La difficile objectivation de la mesure de la performance
Derrière la notion de performance, les DSI qui sont intervenus lors de l’IT Excellence Sprint notent que la question est celle de la création d’une boucle d’amélioration continue pour leur organisation. « Il existe une certaine « tragédie des communs » quand on parle d’indicateurs clés de performance pour une DSI, car le calcul ne peut pas être seulement technique ou financier. Nous nous retrouvons souvent à arbitrer un sujet contre l’autre » note l’un des décideurs présents, fort de sa longue expérience dans le secteur de l’énergie.
En ce sens, l’interrogation principale devient rapidement : à quel point les KPI définis reflètent-ils vraiment de la valeur pour l’entreprise et ses métiers ? Et comment favorisent-ils l’amélioration ? « Les attentes des métiers varient fortement, il est donc nécessaire de multiplier les approches complémentaires » souligne un DSI de l’industrie. Il distingue ainsi au quotidien une série de KPI portant sur la « vision de la DSI par la DSI » et mesurant en autoévaluation, chaque année, la maturité sur les sujets technologiques clés : « Est-ce qu’on est outillé ? Applique-t-on des standards ? Quelle a été la progression ? Et quels sont les objectifs d’amélioration à A+1 ? ».
Une approche qui doit fondamentalement être complémentaire d’indicateurs tournés vers les utilisateurs eux-mêmes, de type Net Promoter Score (NPS), dont la captation doit être automatisée au maximum. Elle doit également être complétée par une batterie d’indicateurs supplémentaires : « Nous y associons par exemple une « Voice of internal stakeholder » plus globale, mais aussi la mesure d’un « Product Market Fit », c’est-à-dire l’adéquation entre nos « produits » et le « marché » dans l’entreprise. La question sous-jacente est : si on vous enlève tel ou tel produit dans le système d’information, où est-ce que vous allez avoir mal au quotidien ? » complète le même DSI. D’autres indicateurs originaux, comme un « Nutriscore » sur la qualité des développements, intégrant maintenabilité et sécurité, sont également mis en avant.
Sans surprise, chaque DSI, selon son secteur et son périmètre, peut trouver ses propres nouveaux KPI centrés sur la valeur apportées pour son activité. « Cette visibilité est importante, mais elle ne doit pas faire oublier que le prérequis absolu de la performance, c’est la proximité avec le métier » insiste François Raynaud, d’EDF Commerce.
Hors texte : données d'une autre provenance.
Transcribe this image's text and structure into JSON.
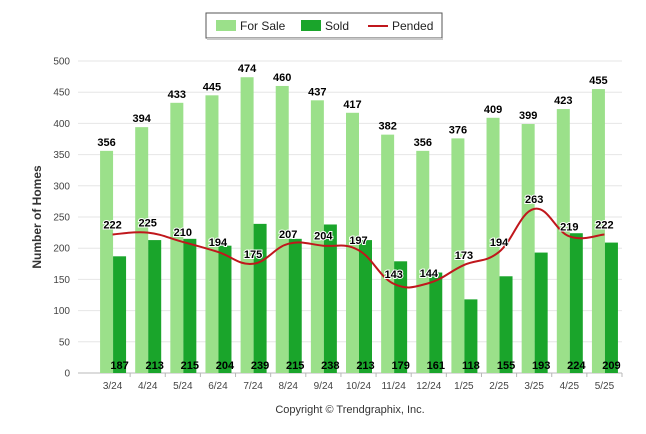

Tous les participants sont d’accord sur ce point : le défi principal reste la définition d’éléments de performance commun, qui serviront de facilitateur aux dialogues IT-métiers, alors que le numérique devient omniprésent et que les transformations accélérées bousculent à tous les niveaux. Au-delà de la mise en œuvre de tableaux de bord partagés, qui permettront de capitaliser sur cette définition de KPIs communs, le nœud de la relation se joue bien souvent au niveau de la clarté de l’expression des besoins, soulignent encore les DSI présents.
En la matière, c’est donc aussi la culture numérique des collaborateurs, quel que soit leur métier, qui doit se développer. « Quand on veut faire comprendre le travail d’une DSI, l’impact d’un système d’information sur le quotidien, il ne s’agit pas seulement de présenter des KPI en comité exécutif. Il faut pouvoir redescendre au niveau de toutes les équipes et avoir une capacité à discuter de sujets communs de manière claire, en s’assurant de bien tous parler de la même chose » explique un participant.
L’Observabilité des systèmes au cœur des enjeux
Le décalage entre la perception des DSI et celle des métiers, apparait nettement quand il est question des performances du système d’information lui-même. « Il arrive très souvent que toutes les sondes disséminées dans un SI renvoient des signaux ‘verts’, mais que les utilisateurs se plaignent malgré tout », résume Vincent Lauriat, Directeur général et Deputy CIO de Veolia Water Information System, qui animait un deuxième atelier consacré au sujet de l’observabilité des SI. Son témoignage prouve que les DSI sont trop souvent aveugles par rapport à ce qui se passe au sein de leur propre système d’information, malgré les solutions, qui ont été déployées. Une situation qui a un impact majeur sur la performance de la DSI, mais aussi sur la perception de son action par les métiers. Et qui appelle à de la proactivité, d’après le DG de la filiale de Veolia.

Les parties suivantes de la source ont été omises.